An Action on Smoking and Heath (Ash) report released to coincide with the anniversary said there was increasing public support for further measures such as a licensing scheme for tobacco retailers and a levy on the tobacco industry to pay for measures to reduce smoking.

A long-running Ash/YouGov survey showed support for the smoke-free legislation in England had increased from 78% of all respondents when it came into effect in 2007 to 83% now, primarily due to an increase in support among smokers from 40% to 55%.

Ash chief executive Deborah Arnott said: "Over the last decade the Ash/YouGov survey is evidence of high, and growing, public appetite for government action to reduce smoking prevalence.

"It's especially telling that one of the most important factors in this growth is support by smokers – and this is happening at the same time as the numbers of people smoking have fallen to the lowest on record."

Public Health England chief executive Duncan Selbie said: "The smoke-free legislation has been extraordinary in the way we now experience and enjoy pubs, clubs, restaurants and so many other public places.

"Young people have not had to experience the smoke-filled bars and clubs that once choked their parents and workers. They've grown up in a world where smoking is no longer socially acceptable.

"The law has played a key part in the huge cultural change we have seen in the past decade, especially among younger people, a change that has literally saved thousands from disabling chronic diseases and premature death."

A spokesman for smokers' group Forest said: "It's disingenuous to suggest the smoking ban has been a significant factor in reducing smoking rates.

"For five years after 2007 smoking rates fell in line with the pre-ban trend. The most substantial fall in smoking rates happened after 2012, a period that coincided with the increasing popularity of e-cigarettes.

"Attempts to force people to quit are invariably counter-productive. Education and support for less harmful products is the way to go, not prohibition and other restrictive practices."

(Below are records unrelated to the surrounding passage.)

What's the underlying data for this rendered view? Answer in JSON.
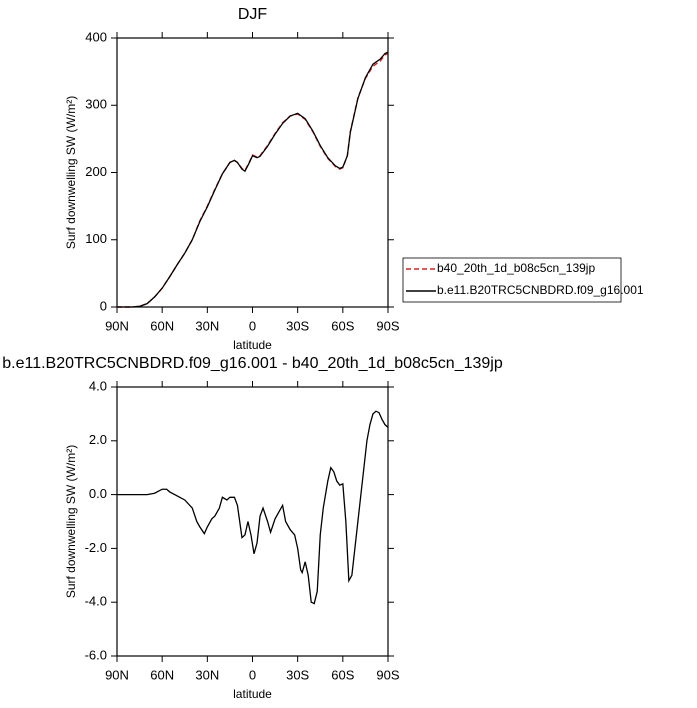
{
  "chart_data": [
    {
      "type": "line",
      "title": "DJF",
      "xlabel": "latitude",
      "ylabel": "Surf downwelling SW (W/m²)",
      "x": [
        90,
        85,
        80,
        75,
        70,
        65,
        60,
        55,
        50,
        45,
        40,
        35,
        30,
        25,
        20,
        15,
        12,
        10,
        7,
        5,
        2,
        0,
        -3,
        -5,
        -10,
        -15,
        -20,
        -25,
        -30,
        -35,
        -40,
        -45,
        -50,
        -55,
        -58,
        -60,
        -63,
        -65,
        -70,
        -75,
        -80,
        -85,
        -88,
        -90
      ],
      "series": [
        {
          "name": "b40_20th_1d_b08c5cn_139jp",
          "color": "#d62020",
          "dash": true,
          "values": [
            0,
            0,
            0,
            1,
            5,
            15,
            28,
            45,
            63,
            80,
            100,
            128,
            150,
            175,
            198,
            215,
            218,
            215,
            206,
            203,
            216,
            226,
            223,
            225,
            240,
            258,
            274,
            284,
            287,
            279,
            261,
            239,
            221,
            209,
            205,
            207,
            225,
            261,
            311,
            340,
            358,
            366,
            375,
            377
          ]
        },
        {
          "name": "b.e11.B20TRC5CNBDRD.f09_g16.001",
          "color": "#000000",
          "dash": false,
          "values": [
            0,
            0,
            0,
            1,
            5,
            15,
            28,
            45,
            63,
            80,
            100,
            127,
            149,
            174,
            198,
            215,
            218,
            215,
            205,
            202,
            215,
            225,
            222,
            224,
            239,
            257,
            273,
            284,
            288,
            280,
            262,
            240,
            222,
            210,
            206,
            208,
            225,
            260,
            310,
            341,
            361,
            369,
            377,
            379
          ]
        }
      ],
      "xlim": [
        90,
        -90
      ],
      "xticks": [
        {
          "value": 90,
          "label": "90N"
        },
        {
          "value": 60,
          "label": "60N"
        },
        {
          "value": 30,
          "label": "30N"
        },
        0,
        {
          "value": -30,
          "label": "30S"
        },
        {
          "value": -60,
          "label": "60S"
        },
        {
          "value": -90,
          "label": "90S"
        }
      ],
      "ylim": [
        0,
        400
      ],
      "yticks": [
        0,
        100,
        200,
        300,
        400
      ],
      "legend": "right"
    },
    {
      "type": "line",
      "title": "b.e11.B20TRC5CNBDRD.f09_g16.001 - b40_20th_1d_b08c5cn_139jp",
      "xlabel": "latitude",
      "ylabel": "Surf downwelling SW (W/m²)",
      "x": [
        90,
        80,
        70,
        65,
        60,
        57,
        55,
        50,
        45,
        40,
        37,
        35,
        32,
        30,
        27,
        25,
        22,
        20,
        17,
        15,
        12,
        10,
        7,
        5,
        3,
        1,
        -1,
        -3,
        -5,
        -7,
        -10,
        -12,
        -15,
        -18,
        -20,
        -22,
        -25,
        -28,
        -30,
        -32,
        -33,
        -35,
        -37,
        -39,
        -41,
        -43,
        -45,
        -47,
        -50,
        -52,
        -54,
        -56,
        -58,
        -60,
        -62,
        -64,
        -66,
        -68,
        -70,
        -72,
        -74,
        -76,
        -78,
        -80,
        -82,
        -84,
        -86,
        -88,
        -90
      ],
      "series": [
        {
          "color": "#000000",
          "dash": false,
          "values": [
            0,
            0,
            0,
            0.05,
            0.2,
            0.2,
            0.1,
            -0.05,
            -0.2,
            -0.5,
            -1.0,
            -1.2,
            -1.45,
            -1.2,
            -0.9,
            -0.8,
            -0.5,
            -0.1,
            -0.2,
            -0.1,
            -0.1,
            -0.4,
            -1.6,
            -1.5,
            -1.0,
            -1.5,
            -2.2,
            -1.8,
            -0.8,
            -0.5,
            -1.0,
            -1.4,
            -0.9,
            -0.6,
            -0.4,
            -1.0,
            -1.3,
            -1.5,
            -2.0,
            -2.8,
            -2.9,
            -2.5,
            -3.0,
            -4.0,
            -4.05,
            -3.6,
            -1.5,
            -0.5,
            0.5,
            1.0,
            0.85,
            0.5,
            0.35,
            0.4,
            -1.0,
            -3.2,
            -3.0,
            -2.0,
            -1.0,
            0,
            1.0,
            2.0,
            2.6,
            3.0,
            3.1,
            3.05,
            2.8,
            2.6,
            2.5
          ]
        }
      ],
      "xlim": [
        90,
        -90
      ],
      "xticks": [
        {
          "value": 90,
          "label": "90N"
        },
        {
          "value": 60,
          "label": "60N"
        },
        {
          "value": 30,
          "label": "30N"
        },
        0,
        {
          "value": -30,
          "label": "30S"
        },
        {
          "value": -60,
          "label": "60S"
        },
        {
          "value": -90,
          "label": "90S"
        }
      ],
      "ylim": [
        -6,
        4
      ],
      "yticks": [
        {
          "value": 4,
          "label": "4.0"
        },
        {
          "value": 2,
          "label": "2.0"
        },
        {
          "value": 0,
          "label": "0.0"
        },
        {
          "value": -2,
          "label": "-2.0"
        },
        {
          "value": -4,
          "label": "-4.0"
        },
        {
          "value": -6,
          "label": "-6.0"
        }
      ]
    }
  ]
}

Public Health Minister Steve Brine said: "As a nation we can be extremely proud of the progress we have made on smoking rates, which are at their lowest ever levels. We truly are world leaders in this area, through our smoke-free legislation, plain packaging laws and ban on smoking in cars with children.

"However, we know that smoking remains our biggest preventable killer and the job is by no means done. We will soon be releasing a new Tobacco Control Plan, to map our path toward a smoke-free generation."